On 10/25/22 20:43, Keith Busch wrote:
On Tue, Oct 25, 2022 at 07:40:07AM -0700, Christoph Hellwig wrote:
@@ -4560,15 +4560,6 @@ void nvme_remove_namespaces(struct nvme_ctrl *ctrl)
  	/* prevent racing with ns scanning */
  	flush_work(&ctrl->scan_work);
  
-	/*
-	 * The dead states indicates the controller was not gracefully
-	 * disconnected. In that case, we won't be able to flush any data while
-	 * removing the namespaces' disks; fail all the queues now to avoid
-	 * potentially having to clean up the failed sync later.
-	 */
-	if (ctrl->state == NVME_CTRL_DEAD)
-		nvme_kill_queues(ctrl);
-
  	/* this is a no-op when called from the controller reset handler */
  	nvme_change_ctrl_state(ctrl, NVME_CTRL_DELETING_NOIO);

diff --git a/drivers/nvme/host/pci.c b/drivers/nvme/host/pci.c
index ec034d4dd9eff..f971e96ffd3f6 100644
--- a/drivers/nvme/host/pci.c
+++ b/drivers/nvme/host/pci.c
@@ -3249,6 +3249,16 @@ static void nvme_remove(struct pci_dev *pdev)
  
  	flush_work(&dev->ctrl.reset_work);
  	nvme_stop_ctrl(&dev->ctrl);
+
+	/*
+	 * The dead states indicates the controller was not gracefully
+	 * disconnected.
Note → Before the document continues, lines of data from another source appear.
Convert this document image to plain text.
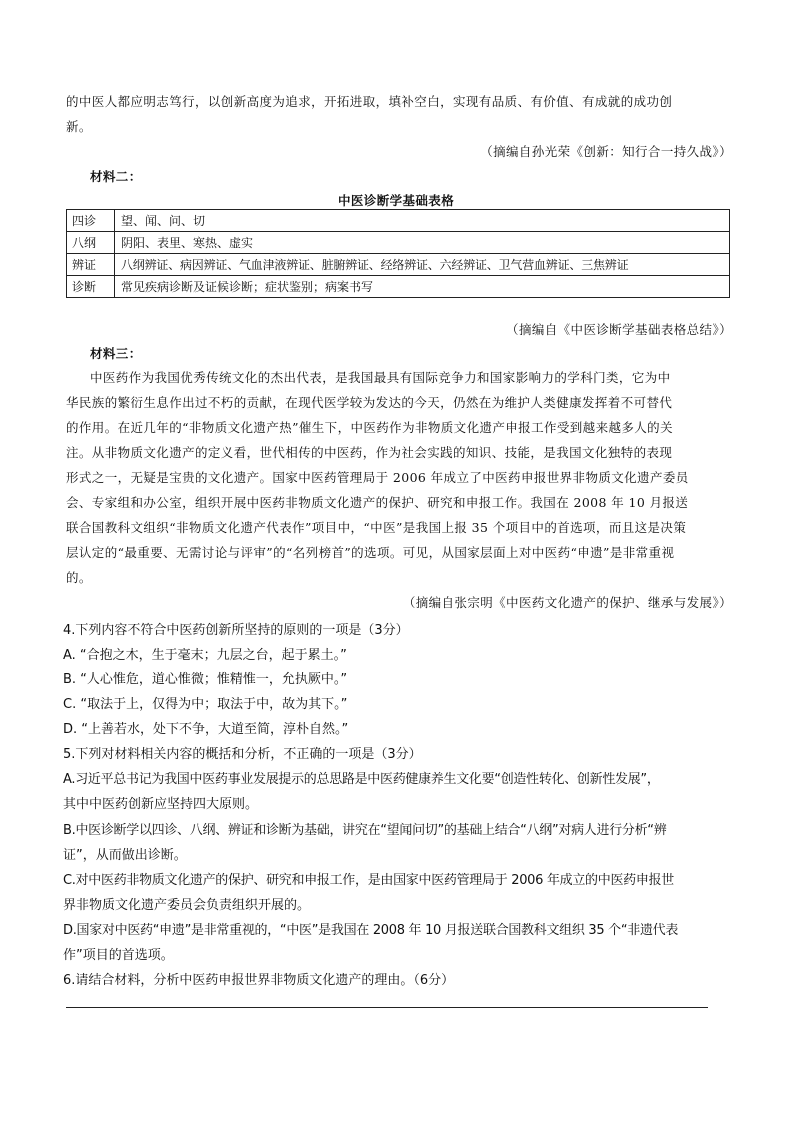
的中医人都应明志笃行，以创新高度为追求，开拓进取，填补空白，实现有品质、有价值、有成就的成功创
新。
（摘编自孙光荣《创新：知行合一持久战》）
材料二：
中医诊断学基础表格
四诊	望、闻、问、切
八纲	阴阳、表里、寒热、虚实
辨证	八纲辨证、病因辨证、气血津液辨证、脏腑辨证、经络辨证、六经辨证、卫气营血辨证、三焦辨证
诊断	常见疾病诊断及证候诊断；症状鉴别；病案书写
（摘编自《中医诊断学基础表格总结》）
材料三：
中医药作为我国优秀传统文化的杰出代表，是我国最具有国际竞争力和国家影响力的学科门类，它为中
华民族的繁衍生息作出过不朽的贡献，在现代医学较为发达的今天，仍然在为维护人类健康发挥着不可替代
的作用。在近几年的“非物质文化遗产热”催生下，中医药作为非物质文化遗产申报工作受到越来越多人的关
注。从非物质文化遗产的定义看，世代相传的中医药，作为社会实践的知识、技能，是我国文化独特的表现
形式之一，无疑是宝贵的文化遗产。国家中医药管理局于 2006 年成立了中医药申报世界非物质文化遗产委员
会、专家组和办公室，组织开展中医药非物质文化遗产的保护、研究和申报工作。我国在 2008 年 10 月报送
联合国教科文组织“非物质文化遗产代表作”项目中，“中医”是我国上报 35 个项目中的首选项，而且这是决策
层认定的“最重要、无需讨论与评审”的“名列榜首”的选项。可见，从国家层面上对中医药“申遗”是非常重视
的。
（摘编自张宗明《中医药文化遗产的保护、继承与发展》）
4.下列内容不符合中医药创新所坚持的原则的一项是（3分）
A. “合抱之木，生于毫末；九层之台，起于累土。”
B. “人心惟危，道心惟微；惟精惟一，允执厥中。”
C. “取法于上，仅得为中；取法于中，故为其下。”
D. “上善若水，处下不争，大道至简，淳朴自然。”
5.下列对材料相关内容的概括和分析，不正确的一项是（3分）
A.习近平总书记为我国中医药事业发展提示的总思路是中医药健康养生文化要“创造性转化、创新性发展”，
其中中医药创新应坚持四大原则。
B.中医诊断学以四诊、八纲、辨证和诊断为基础，讲究在“望闻问切”的基础上结合“八纲”对病人进行分析“辨
证”，从而做出诊断。
C.对中医药非物质文化遗产的保护、研究和申报工作，是由国家中医药管理局于 2006 年成立的中医药申报世
界非物质文化遗产委员会负责组织开展的。
D.国家对中医药“申遗”是非常重视的，“中医”是我国在 2008 年 10 月报送联合国教科文组织 35 个“非遗代表
作”项目的首选项。
6.请结合材料，分析中医药申报世界非物质文化遗产的理由。（6分）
In that case, we won't be able to flush any data while
+	 * removing the namespaces' disks; fail all the queues now to avoid
+	 * potentially having to clean up the failed sync later.
+	 */
+	if (dev->ctrl.state == NVME_CTRL_DEAD)
+		nvme_kill_queues(&dev->ctrl);
+
  	nvme_remove_namespaces(&dev->ctrl);
  	nvme_dev_disable(dev, true);
  	nvme_remove_attrs(dev);
--
2.30.2


We still need the flush_work(scan_work) prior to killing the queues. It
looks like it could safely be moved to nvme_stop_ctrl(), which might
make it easier on everyone if it were there.

If we do end up moving it to nvme_stop_ctrl, can we make a sub-version
of nvme_stop_ctrl that cannot block on I/O (i.e. without ana/scan/auth)?
for multipathing where we want to teardown the controller quickly so we
can failover I/O asap.

IIRC this is why scan_work is not in nvme_stop_ctrl to begin with, but
it is also possible that there was some other deadlock caused by that.